RAMJET¶
Distributed peer cache for ML training data. Eliminate redundant S3 pulls when your team shares datasets across runs.
Why RAMJET?¶
| Problem | Solution |
|---|---|
| Repeated S3 pulls of the same dataset | First run warms the peer cache; subsequent runs serve from local SSD or peer disks |
| Network bottleneck from shared object storage | Consistent-hashed peer cache spreads bytes across nodes |
| No visibility into where bytes come from | Real-time dashboard with per-source byte breakdown (local / peer / origin) |
| DDP rank coordination headaches | Works out of the box with torchrun, DeepSpeed, Accelerate, or custom launchers |
Measured impact¶
Benchmark on 2× A5000 (odin) with a 5315-sample YOLO dataset, 5 epochs:
| Run | Dataset export | E2E | S3 calls |
|---|---|---|---|
| Cold (empty cache) | 161.2 s | 419.6 s | 5315 |
| Cache-warm (data wiped, cache kept) | 24.6 s | 274.7 s | 0 |
That's a 6.5× faster export and zero S3 requests on the second run.
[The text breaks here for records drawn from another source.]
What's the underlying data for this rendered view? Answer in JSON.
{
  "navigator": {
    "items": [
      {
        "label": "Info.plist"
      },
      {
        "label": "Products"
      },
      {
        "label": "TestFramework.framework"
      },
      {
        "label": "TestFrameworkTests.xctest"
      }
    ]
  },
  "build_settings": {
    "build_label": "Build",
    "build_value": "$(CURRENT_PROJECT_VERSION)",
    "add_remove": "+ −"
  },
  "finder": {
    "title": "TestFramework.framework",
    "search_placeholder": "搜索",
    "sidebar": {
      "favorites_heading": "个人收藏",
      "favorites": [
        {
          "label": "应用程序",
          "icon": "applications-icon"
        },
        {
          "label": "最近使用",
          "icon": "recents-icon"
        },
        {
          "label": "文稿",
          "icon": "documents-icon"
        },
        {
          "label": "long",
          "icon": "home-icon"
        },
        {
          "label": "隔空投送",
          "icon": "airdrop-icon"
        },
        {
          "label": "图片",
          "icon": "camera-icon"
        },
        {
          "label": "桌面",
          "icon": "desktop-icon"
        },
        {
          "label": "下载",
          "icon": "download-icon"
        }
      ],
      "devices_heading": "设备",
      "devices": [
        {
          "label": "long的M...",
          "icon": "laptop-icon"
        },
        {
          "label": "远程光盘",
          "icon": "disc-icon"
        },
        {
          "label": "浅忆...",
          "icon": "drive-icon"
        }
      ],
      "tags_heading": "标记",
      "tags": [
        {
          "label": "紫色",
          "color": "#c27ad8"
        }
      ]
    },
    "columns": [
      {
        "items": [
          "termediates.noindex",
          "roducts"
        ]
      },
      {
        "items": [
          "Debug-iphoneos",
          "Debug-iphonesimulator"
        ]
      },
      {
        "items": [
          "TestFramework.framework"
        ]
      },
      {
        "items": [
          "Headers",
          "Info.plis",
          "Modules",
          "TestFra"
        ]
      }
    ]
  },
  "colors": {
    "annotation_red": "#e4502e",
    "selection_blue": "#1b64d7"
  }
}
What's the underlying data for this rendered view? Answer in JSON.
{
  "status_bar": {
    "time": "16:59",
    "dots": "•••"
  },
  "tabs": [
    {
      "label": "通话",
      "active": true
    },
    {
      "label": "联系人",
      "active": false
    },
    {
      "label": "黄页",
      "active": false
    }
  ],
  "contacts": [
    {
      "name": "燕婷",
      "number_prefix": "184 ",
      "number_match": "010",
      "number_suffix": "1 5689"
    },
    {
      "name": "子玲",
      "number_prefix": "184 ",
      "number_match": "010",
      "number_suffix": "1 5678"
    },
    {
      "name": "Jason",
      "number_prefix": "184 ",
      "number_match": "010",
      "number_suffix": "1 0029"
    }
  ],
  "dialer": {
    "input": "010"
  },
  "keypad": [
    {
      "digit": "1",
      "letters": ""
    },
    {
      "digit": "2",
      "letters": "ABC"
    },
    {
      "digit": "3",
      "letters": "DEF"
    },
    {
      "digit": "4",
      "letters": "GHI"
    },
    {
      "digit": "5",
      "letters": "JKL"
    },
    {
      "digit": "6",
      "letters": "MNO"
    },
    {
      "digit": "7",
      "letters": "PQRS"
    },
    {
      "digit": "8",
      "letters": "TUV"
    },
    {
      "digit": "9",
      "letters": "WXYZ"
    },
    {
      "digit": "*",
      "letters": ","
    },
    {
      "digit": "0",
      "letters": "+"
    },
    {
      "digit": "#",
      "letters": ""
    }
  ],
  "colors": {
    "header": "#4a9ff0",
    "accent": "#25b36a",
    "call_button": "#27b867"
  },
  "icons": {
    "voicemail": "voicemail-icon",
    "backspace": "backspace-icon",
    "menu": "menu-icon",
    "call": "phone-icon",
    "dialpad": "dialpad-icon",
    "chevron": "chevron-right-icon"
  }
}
RAMJET accelerates the dataset export stage (S3 → local SSD). Once data is on the local SSD, the training loop reads it directly. Real ROI scales with how often a dataset is reused across runs, not with epoch count inside one run.
Get started¶
- Quickstart —
pip install ramjetioto first cache hit in 5 minutes. - Integration guide — embedding RAMJET into an existing PyTorch pipeline.
- API reference — every public function and dataclass.
- Examples — runnable scripts for
torchrun, DeepSpeed, and Accelerate. - Troubleshooting — known issues and fixes.
License¶
PolyForm Noncommercial 1.0.0. Commercial licensing available — see ramjet.io.